Las Islas Que Cambiaron Su Destino

Conocidas como un refugio de Ernest Hemingway y el escenario de una cita que puso fin a una carrera presidencial de Estados Unidos, las islas Bimini, a menos de 100 kilómetros de la costa de Miami, están viviendo un cambio en sus costumbres desde que la empresa con sede en Malasia, Genting Group, decidió invertir unos 300 millones de dólares en su Resorts World Bimini, convirtiéndose en el mayor empleador del archipiélago. Asimismo, diariamente los pobladores reciben los cruceros casino que la empresa opera desde el puerto de Miami hacia ese destino.

Para algunos, más allá del beneficio económico, la llegada de estos cruceros significa en cambio la destrucción de un entorno marino lleno de peces y corales, y la ruina para el deporte del buceo y la pesca deportiva.

La compañía inauguró un casino en junio, y espera terminar un hotel de 350 habitaciones para diciembre además de 50 viviendas de lujo en sus casi 300 hectáreas de North Bimini. Entre sus planes se incluyen locales comerciales, restaurantes y discotecas, a la vez que está en el proceso de modernización del aeropuerto y considerando la posibilidad de un segundo hotel.

Si bien el gobierno está orgulloso de la entrada de la empresa en el territorio, los críticos aseguran que el precio de hospedar estos complejos es demasiado alto para la tranquila población autóctona y el medio ambiente.

Es el caso de la organización Bahamas National Trust que no está de acuerdo en la construcción del campo de golf, en una zona que destruiría un área protegida de manglares, que actúa como un vivero para el pescado, caracoles y langostas.

Asimismo, el muelle en construcción de mil metros donde atracará el barco casino diariamente, aseguran que dañará los arrecifes de coral, si bien la empresa dijo que el lugar fue elegido justamente para preservar el medio.

La empresa, en la voz del presidente de Resorts World Bimini, dijo que desea ser una parte más de la isla, y conseguir una integración, donde el complejo sea el principal atractivo turístico del archipiélago.

Miles de personas llegaron con el servicio de cruceros desde Miami a lo que en el pasado fuera una guarida de piratas que acechaban los barcos españoles cargados de tesoros procedentes de América del Sur y el Caribe. Durante la prohibición, el licor era legal en lo que entonces era la británica Bahamas, y Bimini era un proveedor  de bebida para el sur de Florida.
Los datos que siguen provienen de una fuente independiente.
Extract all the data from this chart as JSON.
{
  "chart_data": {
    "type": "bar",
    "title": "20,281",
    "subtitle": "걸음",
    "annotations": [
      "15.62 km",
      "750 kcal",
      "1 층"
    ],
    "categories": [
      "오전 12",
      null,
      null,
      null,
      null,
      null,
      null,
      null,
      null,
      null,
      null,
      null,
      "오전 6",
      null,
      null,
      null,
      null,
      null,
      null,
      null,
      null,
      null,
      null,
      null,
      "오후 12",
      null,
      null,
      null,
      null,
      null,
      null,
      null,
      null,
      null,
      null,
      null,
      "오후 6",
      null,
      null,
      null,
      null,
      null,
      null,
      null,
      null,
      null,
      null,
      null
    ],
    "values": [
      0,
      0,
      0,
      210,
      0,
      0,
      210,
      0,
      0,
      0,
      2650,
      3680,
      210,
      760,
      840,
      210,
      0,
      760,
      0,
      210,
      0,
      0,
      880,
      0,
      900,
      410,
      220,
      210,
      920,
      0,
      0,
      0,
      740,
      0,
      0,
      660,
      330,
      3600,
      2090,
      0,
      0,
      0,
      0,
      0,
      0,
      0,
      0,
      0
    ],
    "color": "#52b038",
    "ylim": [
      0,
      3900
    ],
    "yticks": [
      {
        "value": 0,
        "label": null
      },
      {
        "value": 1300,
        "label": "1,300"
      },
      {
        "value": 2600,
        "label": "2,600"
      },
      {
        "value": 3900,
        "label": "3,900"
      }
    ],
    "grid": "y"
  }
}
Más recientemente Hemingway la visitó en 1935 y luego regresó a los veranos de 1936 y 1937. Otros visitantes famosos incluyen a Martin Luther King Jr., Sammy Davis Jr., Judy Garland y Lucille Ball, quien se quedó en el famoso Bimini Big Game Club.

Pero en 1998 alcanzó de nuevo la fama cuando Gary Hart, candidato demócrata a la presidencia de los estados Unidos, se llevó a la isla a su amante Donna Rice, quedando inmortalizados en una foto, y debiendo bajarse de la campaña para la Casa Blanca.

La inversión de Genting deberá competir con otras atracciones vecinas como el complejo hotelero y de casino de Baha Mar, en Nassau, la capital de Bahamas .

La empresa considera que su proyecto dará un vuelco económico a la isla, calculando que los visitantes aumentarán de 70 mil del pasado año a 400 mil para el año entrante.

De un tranquilo refugio para enamorados, y meca de los pescadores deportivos y buceadores de aguas cristalinas, Bimini está cambiando su destino para convertirse en otro centro de juego en el Caribe.